Porém, nossa ingratidão fala sempre mais alto, e tratamos Deus como um gênio da lâmpada com a obrigação de atender nossos desejos mesquinhos. Se isso não acontece, o substituímos em nosso coração. Mas, ao contrário do homem, tão reciproco em suas relações, Deus se mantem fiel apesar de nossas infidelidades, e seu cuidar nunca cessa (II Timóteo 2:13 / Salmo 103:17).

Ser grato é demostrar reconhecimento por alguém que prestou um benefício, favor ou auxilio. É uma dívida de honra que deve ser quitada para não manchar a índole ou o caráter de um indivíduo. É um ato de nobreza obrigatório e uma virtude que ressalta aos olhos de Deus aqueles que o amam de coração. A verdadeira gratidão não é aquela mostrada quando conseguimos um bom emprego, conquistamos a casa própria, trocamos de carro, fazemos a viagem dos sonhos ou obtemos uma promoção ministerial. Apesar de também precisamos ser gratos por cada benção alcançada (bem como pelas que ainda não conseguimos ou sequer vamos alcançar), devemos primeiramente ser gratos a Deus pelo que Ele “é” e não pelo que Ele “faz”. Deus sabe que somos feitos de pó, e mesmo assim revela em nos a sua glória (Salmo 103:14). Não porque somos merecedores, mas, por que Ele é generoso. E paciente.

No Salmo 103, Davi não conclama sua alma para ser grata pelas vitórias alcançadas, pelas riquezas acumuladas, pelo palácio luxuoso ou pelo crescimento monumental de Jerusalém. Ele quer que sua alma louve ao Senhor por coisas muito mais valiosas, que transformam as preciosidades da terra em latarias enferrujadas:

- Bendiga ao Senhor a minha alma! Bendiga ao Senhor todo o meu ser! É ele que perdoa todos os seus pecados e cura todas as suas doenças, que resgata a sua vida da sepultura e o coroa de bondade e compaixão.  O Senhor faz justiça e defende a causa dos oprimidos. O Senhor é compassivo e misericordioso, mui paciente e cheio de amor. Não acusa sem cessar nem fica ressentido para sempre; não nos trata conforme os nossos pecados nem nos retribui conforme as nossas iniquidades, ele afasta para longe de nós as nossas transgressões. Como um pai tem compaixão de seus filhos, assim o Senhor tem compaixão dos que o temem. (Salmo 103:1-14 – NVI ‘resumo’).
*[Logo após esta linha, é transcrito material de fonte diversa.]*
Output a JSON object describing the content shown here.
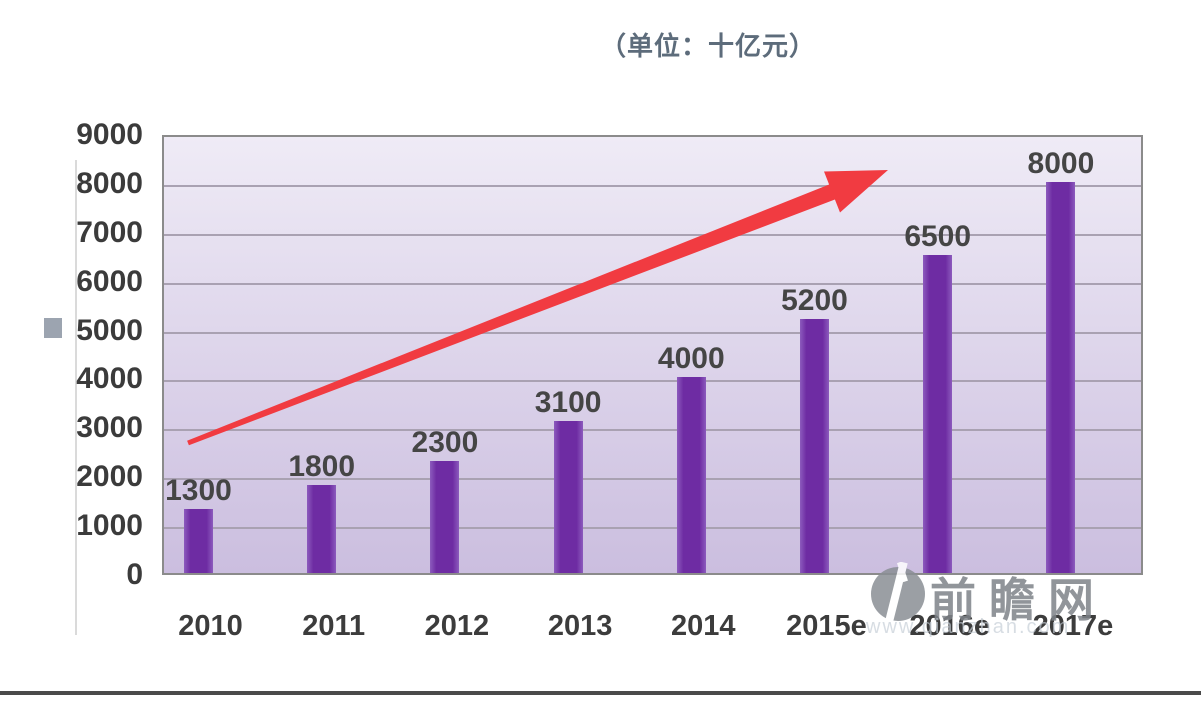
{
  "page": {
    "unit_title": "（单位：十亿元）"
  },
  "chart_data": {
    "type": "bar",
    "categories": [
      "2010",
      "2011",
      "2012",
      "2013",
      "2014",
      "2015e",
      "2016e",
      "2017e"
    ],
    "values": [
      1300,
      1800,
      2300,
      3100,
      4000,
      5200,
      6500,
      8000
    ],
    "title": "（单位：十亿元）",
    "xlabel": "",
    "ylabel": "",
    "ylim": [
      0,
      9000
    ],
    "y_ticks": [
      9000,
      8000,
      7000,
      6000,
      5000,
      4000,
      3000,
      2000,
      1000,
      0
    ],
    "grid": true,
    "legend": "none",
    "annotation": "red upward trend arrow across bars",
    "bar_color": "#6e2ca3",
    "bar_edge_color": "#8c5bbd",
    "plot_bg_top": "#efebf6",
    "plot_bg_bottom": "#cbbedf",
    "gridline_color": "#a9a1b2",
    "border_color": "#8b8b8b"
  },
  "colors": {
    "arrow": "#f13b41",
    "title_text": "#5d6c7b",
    "tick_text": "#3b3b3b",
    "watermark_gray": "#8a8f95"
  },
  "watermark": {
    "logo_icon": "qianzhan-logo",
    "title": "前瞻网",
    "subtitle": "www.qianzhan.com"
  }
}
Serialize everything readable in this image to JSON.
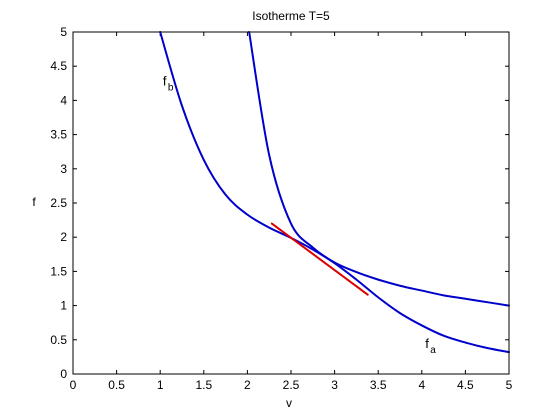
{
  "chart_data": {
    "type": "line",
    "title": "Isotherme T=5",
    "xlabel": "v",
    "ylabel": "f",
    "xlim": [
      0,
      5
    ],
    "ylim": [
      0,
      5
    ],
    "xticks": [
      "0",
      "0.5",
      "1",
      "1.5",
      "2",
      "2.5",
      "3",
      "3.5",
      "4",
      "4.5",
      "5"
    ],
    "yticks": [
      "0",
      "0.5",
      "1",
      "1.5",
      "2",
      "2.5",
      "3",
      "3.5",
      "4",
      "4.5",
      "5"
    ],
    "grid": false,
    "legend": "none",
    "series": [
      {
        "color": "#0000cc",
        "x": [
          1.0,
          1.25,
          1.5,
          1.75,
          2.0,
          2.25,
          2.5,
          2.75,
          3.0,
          3.25,
          3.5,
          3.75,
          4.0,
          4.25,
          4.5,
          4.75,
          5.0
        ],
        "y": [
          5.0,
          3.92,
          3.13,
          2.62,
          2.33,
          2.14,
          1.99,
          1.82,
          1.62,
          1.38,
          1.12,
          0.89,
          0.71,
          0.56,
          0.46,
          0.38,
          0.32
        ]
      },
      {
        "color": "#0000cc",
        "x": [
          2.02,
          2.25,
          2.5,
          2.75,
          3.0,
          3.25,
          3.5,
          3.75,
          4.0,
          4.25,
          4.5,
          4.75,
          5.0
        ],
        "y": [
          5.0,
          3.2,
          2.2,
          1.85,
          1.63,
          1.49,
          1.38,
          1.29,
          1.22,
          1.15,
          1.1,
          1.05,
          1.0
        ]
      },
      {
        "color": "#dd0000",
        "x": [
          2.28,
          3.38
        ],
        "y": [
          2.2,
          1.16
        ]
      }
    ],
    "annotations": [
      {
        "text": "f",
        "sub": "b",
        "x": 1.03,
        "y": 4.22
      },
      {
        "text": "f",
        "sub": "a",
        "x": 4.04,
        "y": 0.38
      }
    ]
  }
}
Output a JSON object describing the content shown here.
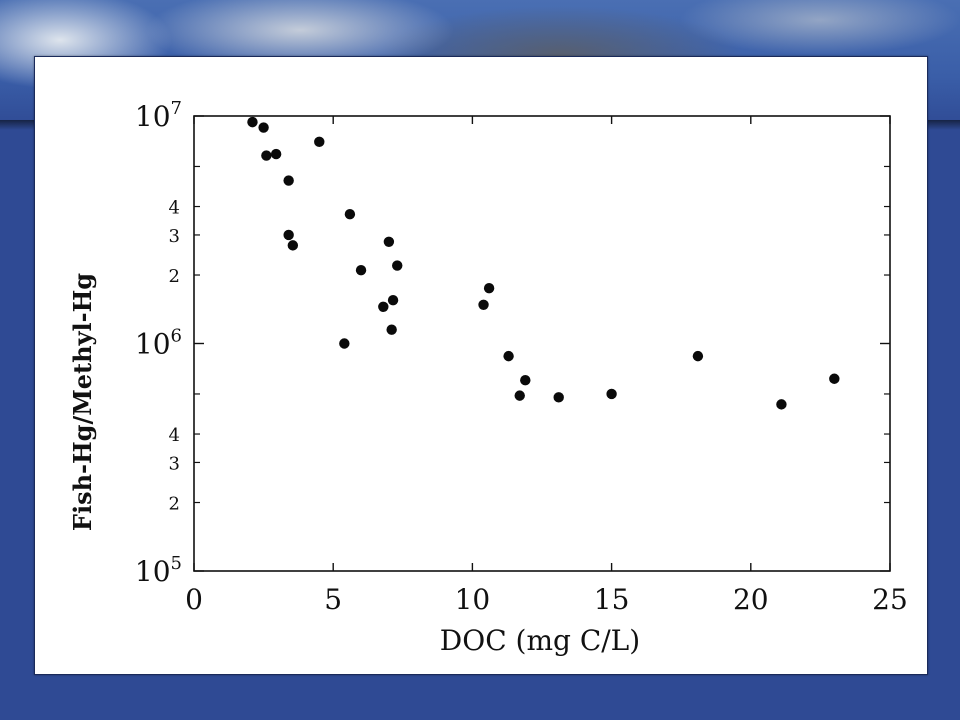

Deus é um oleiro que trata seus vasos como filhos. Deus é um pai que esculpe seus filhos como um vaso. Ele conhece muito bem o vaso e ainda melhor o barro.

O cristão precisa ter a consciência de que é proveniente do pó da terra. Assim sendo, somos vasos de barro na mão do oleiro e é necessário que estes vasos estejam desembocados para que o Espírito Santo os encha com o óleo precioso da unção. Uma vez que o crente entende que ser cheio do Espírito é uma dádiva concedida e não um mérito conquistado, ele estará apto a exercer com dignidade as atribuições que o Espírito lhe conceder. Vasos se sujeitam integralmente ao oleiro. Filhos respeitam e são gratos aos seus pais.